Share your thoughts on Westerlo internet service with the Broadband Research Committee

To the Editor:

People who live in Westerlo and people looking to settle someplace nice agree Westerlo’s a great place to live.

However, any evening you can see cars huddled around the Westerlo Library as parents and kids connect with the Internet through the library’s Wi-Fi hookup. Any day or evening, people living here or conducting business here struggle with slow or non-existent internet service. Any day people looking to settle in Westerlo think twice about buying a house here because it doesn’t have good internet service.

There was a time when the internet was exotic stuff, but that’s long gone. Internet connectivity has come to be nearly as vital as electrical service and maybe even more vital than telephone service. Westerlo’s low population density and rolling, hilly land have kept many internet service providers from coming in here, either at all or to large parts of town not on the very short Mid-Hudson Cablevision line or with good line of sight to connect with terrestrial (e.g., New York Air) or satellite (e.g., Wildblue/Exede) services.

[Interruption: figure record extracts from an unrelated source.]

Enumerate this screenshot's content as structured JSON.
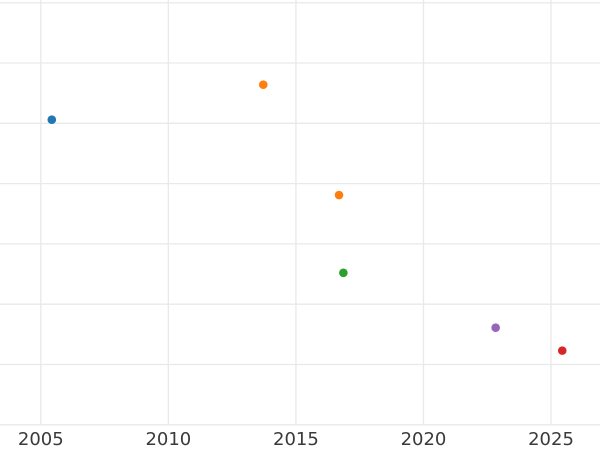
{
  "figure": {
    "background_color": "#ffffff",
    "grid_color": "#e9e9e9",
    "tick_label_color": "#3a3a3a",
    "tick_label_font_size_px": 18
  },
  "chart_data": {
    "type": "scatter",
    "title": "",
    "xlabel": "",
    "ylabel": "",
    "grid": true,
    "legend": false,
    "x_ticks": [
      2005,
      2010,
      2015,
      2020,
      2025
    ],
    "x_tick_labels": [
      "2005",
      "2010",
      "2015",
      "2020",
      "2025"
    ],
    "xlim": [
      2003.4,
      2026.92
    ],
    "ylim": [
      -0.418,
      7.045
    ],
    "y_gridline_units": [
      0,
      1,
      2,
      3,
      4,
      5,
      6,
      7
    ],
    "y_axis_note": "y-axis tick labels are cropped out of the visible image; y values below are expressed in gridline units counted up from the bottom visible gridline",
    "points": [
      {
        "x": 2005.43,
        "y": 5.06,
        "color": "#1f77b4",
        "color_name": "blue"
      },
      {
        "x": 2013.72,
        "y": 5.64,
        "color": "#ff7f0e",
        "color_name": "orange"
      },
      {
        "x": 2016.69,
        "y": 3.81,
        "color": "#ff7f0e",
        "color_name": "orange"
      },
      {
        "x": 2016.86,
        "y": 2.52,
        "color": "#2ca02c",
        "color_name": "green"
      },
      {
        "x": 2022.83,
        "y": 1.61,
        "color": "#9467bd",
        "color_name": "purple"
      },
      {
        "x": 2025.44,
        "y": 1.23,
        "color": "#d62728",
        "color_name": "red"
      }
    ]
  }
}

This is a big problem and solutions are not obvious, but Westerlo now has an active committee to find those solutions. This is the Broadband Research Committee, chaired by Dotty Verch. Dotty also chairs the town of Westerlo’s planning board, from which she’s seen how big is the need for reliable, affordable high-speed (“broadband”) internet service for everyone in Westerlo.

This committee had its first meeting last month, on April 26, just after the regular planning board meeting. I’m on that committee, along with Mike Sikule (with his long history of thoughtful participation in town concerns), , Bob Wilcox (who’s on the library’s board, happy the library is an internet resource for the community, but hopeful more people will be able to connect at home), and Eric Markson (who inherited property in Westerlo, is building a house, and wants to run two businesses there but has run head-on into problems getting any sort of broadband internet service there). Ned Stevens and Doyle Shaver of the planning board stayed after that meeting to participate in the BRC meeting.

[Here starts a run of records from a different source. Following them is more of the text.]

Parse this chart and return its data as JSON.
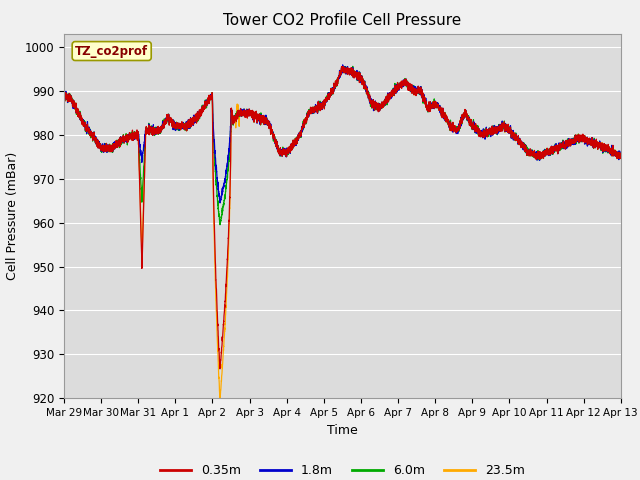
{
  "title": "Tower CO2 Profile Cell Pressure",
  "xlabel": "Time",
  "ylabel": "Cell Pressure (mBar)",
  "ylim": [
    920,
    1003
  ],
  "yticks": [
    920,
    930,
    940,
    950,
    960,
    970,
    980,
    990,
    1000
  ],
  "bg_color": "#dcdcdc",
  "legend_labels": [
    "0.35m",
    "1.8m",
    "6.0m",
    "23.5m"
  ],
  "legend_colors": [
    "#cc0000",
    "#0000cc",
    "#00aa00",
    "#ffaa00"
  ],
  "label_tag": "TZ_co2prof",
  "label_tag_bg": "#ffffcc",
  "label_tag_color": "#880000",
  "x_tick_labels": [
    "Mar 29",
    "Mar 30",
    "Mar 31",
    "Apr 1",
    "Apr 2",
    "Apr 3",
    "Apr 4",
    "Apr 5",
    "Apr 6",
    "Apr 7",
    "Apr 8",
    "Apr 9",
    "Apr 10",
    "Apr 11",
    "Apr 12",
    "Apr 13"
  ],
  "num_points": 4800,
  "total_days": 15
}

In getting to know each other and describing our experiences getting internet services, we quickly saw there’s much to be done. This includes:

— Finding a way for MHC to reach more people without charging them thousands of dollars; the franchise agreement between the town and MHC is due either to be renewed or replaced, so now’s the time to work out what to require of MHC;

— Trying to persuade Time Warner Cable, which serves neighboring towns, to come into Westerlo. Contrary to widespread wrong information, MHC does not have a monopoly on cable service in Westerlo;

— Seeing what can be done to improve the coverage and reliability of terrestrial-radio services, specifically New York Air;

— Looking into ways to improve availability and affordability of cellular Internet service (for example, Verizon);

— Investigating ways to make “micro cells” of Wi-Fi or other wireless connections to people just off the ends of cable lines;

— Working with town, county, state, and federal governments to see what can be done to compel or support better Internet service in rural areas like ours; and

— Coordinating with neighboring towns to find answers and better jawbone (pardon me; motivate) providers and officials.

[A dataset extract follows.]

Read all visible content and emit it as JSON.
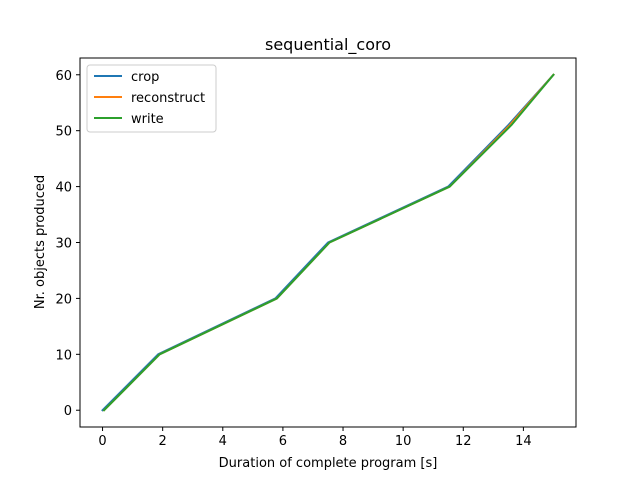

The BRC welcomes public participation in its meetings. The next will be Tuesday, May 24, at the Westerlo Town Hall, just after the regular planning board meeting, so probably starting about 7:45 p.m.

Please come! Now’s the time to share your experience, questions, and suggestions about better internet service with your neighbors at the BRC meetings, and with government officials and service providers we’re working to bring to these meetings.